En estos días hemos visto una serie de reportajes en diversos medios de comunicación sobre la gran cantidad de tomas de terrenos que hay en la ciudad de Antofagasta.
La Región de Antofagasta registra más de 80 campamentos y decenas de miles de personas viviendo en tomas ilegales, según distintos catastros. En pocos años, estos asentamientos no solo crecieron, sino que se consolidaron. Lo hicieron a la vista de todos: autoridades, gobierno, instituciones. Nadie puede decir que no sabía.
Antofagasta no llegó a esta situación por accidente. Llegó por abandono. Por decisiones, o más bien, por la ausencia de ellas, que permitieron que la ilegalidad avanzara sin freno hasta convertirse en una realidad estructural. La pregunta, entonces, no es qué pasó. La pregunta es por qué no se actuó.
Porque esto no es solo un problema habitacional. Es, ante todo, un problema de Estado. En múltiples de estas tomas ya se observa lo que inevitablemente ocurre cuando el Estado se retira: presencia de bandas organizadas, tráfico de drogas y control territorial informal. Es decir, espacios donde la ley dejó de regir.
Y ese vacío no es casual. Es consecuencia directa de la inacción del Estado y la falta de decisión del gobierno del presidente Gabriel Boric para enfrentar esta situación. Durante meses, y en algunos casos años, se levantaron alertas. Se denunciaron ocupaciones ilegales, se advirtió el crecimiento descontrolado de asentamientos y se anticiparon los riesgos de seguridad. Pero la respuesta fue insuficiente, tardía o derechamente inexistente. Se optó por mirar hacia el lado, por relativizar el problema o por esconderlo bajo el discurso de la crisis social.
Pero gobernar no es comentar la realidad. Es intervenirla.
Y cuando un Gobierno no actúa frente a la ilegalidad, no está siendo neutral. Está permitiendo que se instale. Está enviando una señal peligrosa: que la ley es opcional, que el orden es negociable y que el territorio puede ser ocupado sin consecuencias reales.
Antofagasta es, además, una de las regiones que más aporta al país. Desde aquí se genera una parte sustancial de la riqueza nacional, especialmente a través de la minería. Sin embargo, quienes vivimos en la ciudad de Antofagasta enfrentamos una realidad completamente distinta: inseguridad creciente, deterioro urbano y pérdida progresiva del control territorial.
Esa contradicción es insostenible. Chile ya ha visto este proceso en otros países de la región.
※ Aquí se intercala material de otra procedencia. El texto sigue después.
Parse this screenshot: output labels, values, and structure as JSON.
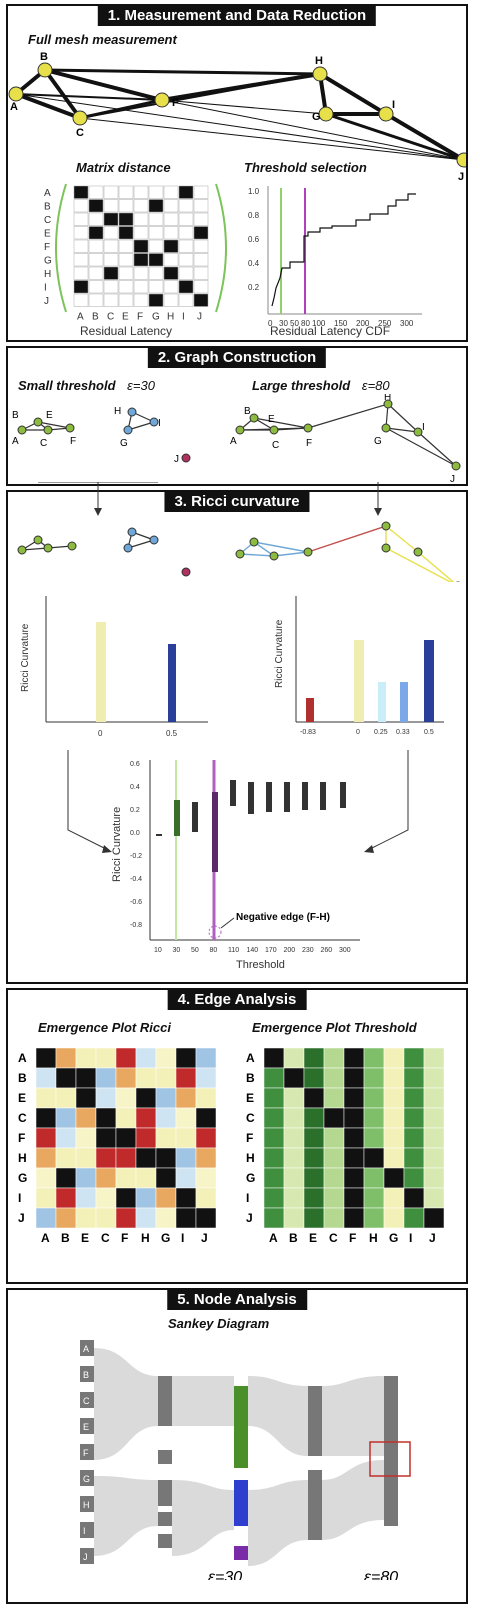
{
  "panel1": {
    "title": "1.  Measurement and Data Reduction",
    "mesh_label": "Full mesh measurement",
    "matrix_label": "Matrix distance",
    "threshold_label": "Threshold selection",
    "matrix_caption": "Residual Latency",
    "cdf_caption": "Residual Latency CDF",
    "nodes": [
      "A",
      "B",
      "C",
      "E",
      "F",
      "G",
      "H",
      "I",
      "J"
    ],
    "row_labels": [
      "A",
      "B",
      "C",
      "E",
      "F",
      "G",
      "H",
      "I",
      "J"
    ],
    "col_labels": [
      "A",
      "B",
      "C",
      "E",
      "F",
      "G",
      "H",
      "I",
      "J"
    ],
    "cdf_y_ticks": [
      "1.0",
      "0.8",
      "0.6",
      "0.4",
      "0.2"
    ],
    "cdf_x_ticks": [
      "0",
      "30",
      "50",
      "80",
      "100",
      "150",
      "200",
      "250",
      "300"
    ]
  },
  "panel2": {
    "title": "2. Graph Construction",
    "small_label": "Small threshold",
    "small_eps": "ε=30",
    "large_label": "Large threshold",
    "large_eps": "ε=80"
  },
  "panel3": {
    "title": "3. Ricci curvature",
    "ylabel": "Ricci Curvature",
    "xlabel": "Threshold",
    "negative_edge": "Negative edge (F-H)",
    "left_ticks": [
      "0",
      "0.5"
    ],
    "right_ticks": [
      "-0.83",
      "0",
      "0.25",
      "0.33",
      "0.5"
    ],
    "box_y_ticks": [
      "0.6",
      "0.4",
      "0.2",
      "0.0",
      "-0.2",
      "-0.4",
      "-0.6",
      "-0.8"
    ],
    "box_x_ticks": [
      "10",
      "30",
      "50",
      "80",
      "110",
      "140",
      "170",
      "200",
      "230",
      "260",
      "300"
    ]
  },
  "panel4": {
    "title": "4. Edge Analysis",
    "left_label": "Emergence Plot Ricci",
    "right_label": "Emergence Plot Threshold",
    "rows": [
      "A",
      "B",
      "E",
      "C",
      "F",
      "H",
      "G",
      "I",
      "J"
    ],
    "left_cols": [
      "A",
      "B",
      "E",
      "C",
      "F",
      "H",
      "G",
      "I",
      "J"
    ],
    "right_cols": [
      "A",
      "B",
      "E",
      "C",
      "F",
      "H",
      "G",
      "I",
      "J"
    ]
  },
  "panel5": {
    "title": "5. Node Analysis",
    "sankey_label": "Sankey Diagram",
    "eps_small": "ε=30",
    "eps_large": "ε=80",
    "col1": [
      "A",
      "B",
      "C",
      "E",
      "F",
      "G",
      "H",
      "I",
      "J"
    ]
  },
  "colors": {
    "node": "#e8e04a",
    "green": "#4a8f2a",
    "blue": "#2e3fd0",
    "purple": "#7a2ca8",
    "red": "#c0302a"
  }
}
Comienza con tomas irregulares toleradas, sigue con asentamientos consolidados sin control estatal y termina con territorios dominados por el crimen organizado, donde el Estado y las policías no pueden entrar. Pensar que eso no puede ocurrir aquí es una forma de negación que solo agrava el problema.
Lo más grave es que aún hay quienes prefieren discutir diagnósticos en lugar de asumir responsabilidades. Pero este no es solo un problema del presente. Es una prueba para el futuro.
Por eso, el llamado al Presidente José Antonio Kast es directo y sin ambigüedades: si existe una voluntad real de recuperar el orden y restablecer el Estado de Derecho, este es el desafío. No en abstracto, no en campaña, sino en la realidad concreta de territorios que hoy están siendo disputados por la ilegalidad.
Antofagasta necesita algo más que discursos. Necesita decisiones. Necesita que el Estado vuelva a ejercer su autoridad, que la ley se cumpla y que el control del territorio deje de ser una aspiración para transformarse en un hecho.
Porque cuando el Estado pierde el control, no solo pierde orden. Pierde legitimidad. Y cuando pierde legitimidad, lo que está en juego ya no es solo una ciudad, sino la capacidad misma de gobernar.
Antofagasta está mostrando ese límite. La pregunta ya no es si el problema es grave. La pregunta es quién está dispuesto a enfrentarlo de verdad, y no solo a describirlo.